Глава 1

Письмо первое.


"Привет, Роджерс!


Я жив вполне, вполне счастлив себе и весел, только знаешь, нестройный хор наших прежде задорных песен проредел голосов на пять. Пустяки, если думать строго, только... Стив, это целых пять.


Это много. Чертовски много".


Письмо второе.


"Привет, Роджерс!


Назавтра в бой, и предательски дрожат руки. Мы пришли сюда воевать, и сбегать прочь не наш удел. Слышишь, если меня не станет, хотя страшно об этом думать, будет славно погибнуть, зная, что ты дома, ты жив и цел.


Завтра в бой... Не слова, а шутка, но смеяться дыханье сбилось, здесь, в предчувствии скорой смерти, не своей пусть, всяк нем и тих. Каждый день к нам приходят списки, списки длинные, списки мертвых, и как, Господи, греет видеть: тебя нет ни в одном из них. И не будет: ты жив, ты дома, ты не видишь смертей и боли, тебе светит другое солнце в мирном небе, где нет войны.

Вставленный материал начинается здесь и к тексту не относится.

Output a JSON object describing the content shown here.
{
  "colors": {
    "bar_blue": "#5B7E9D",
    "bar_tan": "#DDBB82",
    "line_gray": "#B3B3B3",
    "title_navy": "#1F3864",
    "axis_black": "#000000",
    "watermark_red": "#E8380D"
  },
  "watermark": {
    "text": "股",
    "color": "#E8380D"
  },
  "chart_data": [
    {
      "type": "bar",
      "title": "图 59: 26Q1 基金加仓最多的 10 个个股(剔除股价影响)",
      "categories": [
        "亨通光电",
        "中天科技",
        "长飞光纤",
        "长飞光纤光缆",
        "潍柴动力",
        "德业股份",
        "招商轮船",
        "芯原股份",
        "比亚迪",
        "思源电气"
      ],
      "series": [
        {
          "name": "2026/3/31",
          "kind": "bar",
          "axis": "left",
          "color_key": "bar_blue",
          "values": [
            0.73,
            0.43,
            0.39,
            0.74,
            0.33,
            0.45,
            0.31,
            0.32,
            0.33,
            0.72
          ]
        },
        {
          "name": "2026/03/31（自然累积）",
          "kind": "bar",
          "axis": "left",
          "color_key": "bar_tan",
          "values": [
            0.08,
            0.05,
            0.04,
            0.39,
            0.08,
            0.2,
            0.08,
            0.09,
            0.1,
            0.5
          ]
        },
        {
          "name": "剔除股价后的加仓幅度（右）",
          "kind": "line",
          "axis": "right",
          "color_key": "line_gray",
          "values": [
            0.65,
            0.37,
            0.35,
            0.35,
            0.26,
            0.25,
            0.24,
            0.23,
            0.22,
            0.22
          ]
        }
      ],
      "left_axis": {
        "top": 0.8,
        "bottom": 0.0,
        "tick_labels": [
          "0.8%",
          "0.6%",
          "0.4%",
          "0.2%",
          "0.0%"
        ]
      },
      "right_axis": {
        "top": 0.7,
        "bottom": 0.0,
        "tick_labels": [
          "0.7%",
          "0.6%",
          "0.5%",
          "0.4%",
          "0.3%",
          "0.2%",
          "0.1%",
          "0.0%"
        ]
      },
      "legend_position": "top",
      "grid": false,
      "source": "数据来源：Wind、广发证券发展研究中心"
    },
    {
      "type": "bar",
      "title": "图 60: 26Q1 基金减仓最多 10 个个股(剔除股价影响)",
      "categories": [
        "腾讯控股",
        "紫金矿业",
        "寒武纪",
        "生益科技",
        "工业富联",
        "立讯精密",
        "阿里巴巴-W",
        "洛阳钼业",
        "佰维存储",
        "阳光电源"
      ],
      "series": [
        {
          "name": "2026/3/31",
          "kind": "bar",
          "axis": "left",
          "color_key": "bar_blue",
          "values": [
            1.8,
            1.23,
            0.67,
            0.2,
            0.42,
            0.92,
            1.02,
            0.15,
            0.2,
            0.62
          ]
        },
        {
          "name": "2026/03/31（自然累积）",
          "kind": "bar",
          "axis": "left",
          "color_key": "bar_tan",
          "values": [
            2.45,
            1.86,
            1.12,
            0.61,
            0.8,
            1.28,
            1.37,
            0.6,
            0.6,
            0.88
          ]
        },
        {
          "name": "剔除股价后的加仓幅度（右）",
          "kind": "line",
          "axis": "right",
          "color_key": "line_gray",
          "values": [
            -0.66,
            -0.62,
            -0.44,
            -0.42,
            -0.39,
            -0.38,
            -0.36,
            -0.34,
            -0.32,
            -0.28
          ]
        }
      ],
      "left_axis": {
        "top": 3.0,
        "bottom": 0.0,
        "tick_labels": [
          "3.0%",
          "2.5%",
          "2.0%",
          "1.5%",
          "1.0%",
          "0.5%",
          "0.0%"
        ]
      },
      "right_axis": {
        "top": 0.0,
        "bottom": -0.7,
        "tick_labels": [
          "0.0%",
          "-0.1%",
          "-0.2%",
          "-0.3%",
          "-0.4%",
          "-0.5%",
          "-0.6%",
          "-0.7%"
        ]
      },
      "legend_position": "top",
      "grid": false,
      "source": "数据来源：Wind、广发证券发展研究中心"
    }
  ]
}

Завтра в бой... И, ты знаешь, глупость, но все кинулись писать письма, чтобы, если вдруг что, вернуться, пусть строкой, но домой, к родным. И вот это письмо, прости уж, за ной, слабость (считай, что трусость) - лишь одно из десятков писем обреченных на смерть ребят, я пишу потому, что завтра - если что-то случится завтра - это все, что к тебе вернется от и/или взамен меня".


Письмо третье.


"Если б, знаешь, я смог под пули за них кинуться всех, и каждый, кто вчера не вернулся с бойни - нет, не боя - вернулся цел, я бы верил, что не напрасно, я бы верил, но... их десятки, может, сотни. Все ради мира?


Я не вижу мир сквозь прицел".


Письмо четвертое.


"Роджерс, сегодня я сдался. Сдался.

Больше нет сил, у меня нет сил.

Но только смерти меня не надо:

снайпер стрелял, только был косым,


штык не достал, хотя целил метко

в грудь - насадить сердца жаркий ком,

враг отпустил меня, не приметив,

что я был так же ему врагом.


Это проклятие? Слышишь, Роджерс,

сколько еще мне его нести?

Я иду полем, где всюду трупы

тех, кого я не сумел спасти,


я иду целый и невредимый,

а вокруг лица белей, чем мел.

Сон, страшный сон, где пришла победа,

больше похожая на расстрел".


Ответ.


"Твои письма приходят редко и ответ тебе, нет, не нужен: вам туда не везут обратно ворох выплаканных страниц.


Каждый день я брожу бесцельно по перрону, но каждый поезд, пусть привозит кому-то нужных, но все ж тысячи чужих лиц; твоего среди них не видно. Но я верю, быть может, чудом тебя выписали/списали и отправили прочь с войны.


Ты писал про тот бой назавтра. Этот бой мне такой же страшный, потому что вопрос "Вернешься ль?" - тот, в котором с тобой равны.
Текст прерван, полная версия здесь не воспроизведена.